Kalau Amerika sekalipun memperhatikan modal sosial secara serius, apalagi desa-desa di Indonesia yang lahir dan hidup karena modal sosial. Perhatian pada modal sosial dalam bab ini karena alasan teoretik dan empirik. Secara teoretik studi Putnam (1993) maupun Fukuyama (1995) menunjukkan bahwa modal sosial merupakan penopang pembangunan ekonomi dan demokrasi. Putnam antara lain mengambil kesimpulan: “Studi tentang pertumbuhan ekonomi Asia Timur yang cepat hampir selalu menekank­an pentingnya jaringan kerja sosial yang padat, sehingga ekonomi ini menggambarkan semacam kapitalisme ber­jaringan” (Putnam, 1993). Francis Fukuyama (1995) juga menegaskan argumen tentang kehebatan modal sosial (ker­jasama dan kepercayaan) sebagai penopang keberhasilan kapitalisme di Eropa Barat, Amerika Utara dan Asia Timur.

Secara empirik Desa jadi menarik didiskusikan karena dua misteri modal sosial di Indonesia yang sungguh berbeda dengan keyakinan teoritik. Pertama, desa-desa di Indonesia sebe­narnya sangat kaya modal sosial tetapi juga rentan secara sosial. Di satu sisi masyarakat desa sudah lama mempunyai beragam ikatan sosial dan solidaritas sosial yang kuat, se­bagai penyangga penting kegiatan pemerintahan, pemba­ngunan dan kemasyarakatan. Swadaya dan gotong royong telah terbukti sebagai penyangga utama “otonomi asli” desa. Ketika kapasitas negara tidak sanggup menjangkau sampai level desa, swadaya dan gotong royong merupakan sebuah alternatif permanen yang memungkinkan berbagai proyek pembangunan prasarana desa tercukupi. Di luar swadaya dan gotong-royong, masyarakat desa mempunyai tradisi to­long-menolong, bahu-membahu dan saling membantu an­tarsesama, apalagi ketika terjadi musibah yang mereka lihat secara dekat.

Tetapi di balik ikatan sosial dan solidaritas sosial yang menyenangkan itu, masyarakat desa sering menghada­pi berbagai kerentanan sosial (social vulnerability) yang menyedihkan, bahkan bisa melumpuhkan ketahanan sosial (social security) mereka.

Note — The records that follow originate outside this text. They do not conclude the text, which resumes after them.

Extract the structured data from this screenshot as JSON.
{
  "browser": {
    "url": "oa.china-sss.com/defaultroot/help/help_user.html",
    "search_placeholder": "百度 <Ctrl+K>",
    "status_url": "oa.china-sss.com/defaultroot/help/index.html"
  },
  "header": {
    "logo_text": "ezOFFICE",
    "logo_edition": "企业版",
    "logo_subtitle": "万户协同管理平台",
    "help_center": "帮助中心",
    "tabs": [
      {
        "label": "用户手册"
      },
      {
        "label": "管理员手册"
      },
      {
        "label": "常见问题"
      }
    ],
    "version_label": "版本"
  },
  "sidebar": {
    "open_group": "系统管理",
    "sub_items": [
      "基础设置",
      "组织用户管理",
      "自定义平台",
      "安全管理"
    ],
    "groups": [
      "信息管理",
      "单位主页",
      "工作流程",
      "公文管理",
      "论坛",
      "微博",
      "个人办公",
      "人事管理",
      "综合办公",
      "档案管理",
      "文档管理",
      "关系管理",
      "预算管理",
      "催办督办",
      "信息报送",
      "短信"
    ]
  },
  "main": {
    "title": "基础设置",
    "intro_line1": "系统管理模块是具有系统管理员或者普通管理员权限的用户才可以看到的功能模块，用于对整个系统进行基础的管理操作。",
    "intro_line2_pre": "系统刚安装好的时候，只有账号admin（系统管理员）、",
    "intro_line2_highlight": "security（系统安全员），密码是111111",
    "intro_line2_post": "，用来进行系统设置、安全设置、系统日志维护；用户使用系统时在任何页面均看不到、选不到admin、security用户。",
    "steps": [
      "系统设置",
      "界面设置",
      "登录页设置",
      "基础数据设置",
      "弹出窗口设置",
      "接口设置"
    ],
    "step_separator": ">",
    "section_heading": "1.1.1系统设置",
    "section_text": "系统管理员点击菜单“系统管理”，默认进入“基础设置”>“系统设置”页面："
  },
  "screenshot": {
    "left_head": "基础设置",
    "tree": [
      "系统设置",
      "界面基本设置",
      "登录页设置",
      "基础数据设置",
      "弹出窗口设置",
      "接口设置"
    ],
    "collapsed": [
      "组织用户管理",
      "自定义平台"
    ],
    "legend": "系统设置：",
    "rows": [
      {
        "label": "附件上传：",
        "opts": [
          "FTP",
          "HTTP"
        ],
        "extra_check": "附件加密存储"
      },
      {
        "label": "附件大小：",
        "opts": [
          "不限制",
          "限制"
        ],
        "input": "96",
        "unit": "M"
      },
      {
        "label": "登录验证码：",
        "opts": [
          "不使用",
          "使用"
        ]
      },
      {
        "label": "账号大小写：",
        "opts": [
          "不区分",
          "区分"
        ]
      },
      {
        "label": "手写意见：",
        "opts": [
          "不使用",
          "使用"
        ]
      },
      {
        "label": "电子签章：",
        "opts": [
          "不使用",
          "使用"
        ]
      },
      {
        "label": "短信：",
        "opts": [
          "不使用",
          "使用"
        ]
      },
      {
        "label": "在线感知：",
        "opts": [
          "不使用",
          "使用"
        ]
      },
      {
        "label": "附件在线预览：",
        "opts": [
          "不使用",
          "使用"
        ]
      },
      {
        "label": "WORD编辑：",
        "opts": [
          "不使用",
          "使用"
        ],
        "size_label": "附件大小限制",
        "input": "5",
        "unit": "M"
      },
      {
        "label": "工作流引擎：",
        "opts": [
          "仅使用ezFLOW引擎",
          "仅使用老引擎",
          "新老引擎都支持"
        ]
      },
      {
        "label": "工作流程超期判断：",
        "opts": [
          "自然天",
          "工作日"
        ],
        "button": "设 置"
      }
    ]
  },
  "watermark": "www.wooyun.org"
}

Ketahanan sosial masyarakat desa kerapkali sangat rentan ketika menghadapi gempuran dari luar, mulai dari regulasi dan kebijakan pemerintah, proyek pembangunan, wabah penyakit menular, narkoba, bencana alam, kekeringan, dan masih banyak lagi. Bahkan bantuan dari pemerintah seperti BLT kompensasi BBM juga memu­nculkan kerawanan sosial dalam masyarakat, misalnya da­lam bentuk pertikaian antara warga dan aparat setempat.
Kedua, desa kaya modal sosial tetapi tidak kaya modal ekonomi. Dengan kalimat lain, modal sosial itu tidak men­galami transformasi menjadi modal ekonomi. Studi Ed­ward Miguel, Paul Gertler, dan David I. Levine (2005) di 274 daerah industri di Indonesia, misalnya, menunjukkan bahwa modal sosial tidak berpengaruh secara signifikan ter­hadap pertumbuhan industri. Karena itu, wajar jika Prof. Robert Lawang, pernah mengajukan pertanyaan: mengapa modal sosial yang kaya tidak menghasilkan modal ekonomi? Bagaimana dan dimana letak missink link antara modal so­sial dan modal ekonomi?
Antara misteri dan optimitisme itu perlu dikaji lebih dalam. Bilamana dan bagaimana modal sosial membentuk desa bertenaga secara sosial, serta menopang pembangu­nan ekonomi dan demokrasi lokal? Dalam literatur terdapat tiga level dan jenis modal sosial: ikatan sosial (social bond­ing), jembatan sosial (social bridging) dan jaringan sosial (social linking). Social bonding adalah bentuk dan level modal sosial dalam komunitas lokal yang paling rendah, di­mana hubungan sosial (kerjasama dan kepercayaan) diba­ngun berdasarkan kesamaan identitas yang homogen atau berdasarkan ikatan parokhial (keagamaan, kekerabatan, kesukuan, dan lain-lain) yang lebih banyak berorientasi ke dalam secara eksklusif. Social bridging merupakan ben­tuk modal sosial dalam komunitas lokal yang lebih terbuka, heterogen, melampaui ikatan parokhial, yang sangat cocok untuk membangun kerukunan dan perdamaian. Sedangkan social linking adalah modal sosial yang malampaui komuni­tas lokal, berorientasi keluar dan berjaringan lebih luas den­ gan dunia luar (Briggs 1998; Woolcock dan Narayan 2000, Putnam, 2000, Portes dan Landolt. 2000, Woolcock 2001).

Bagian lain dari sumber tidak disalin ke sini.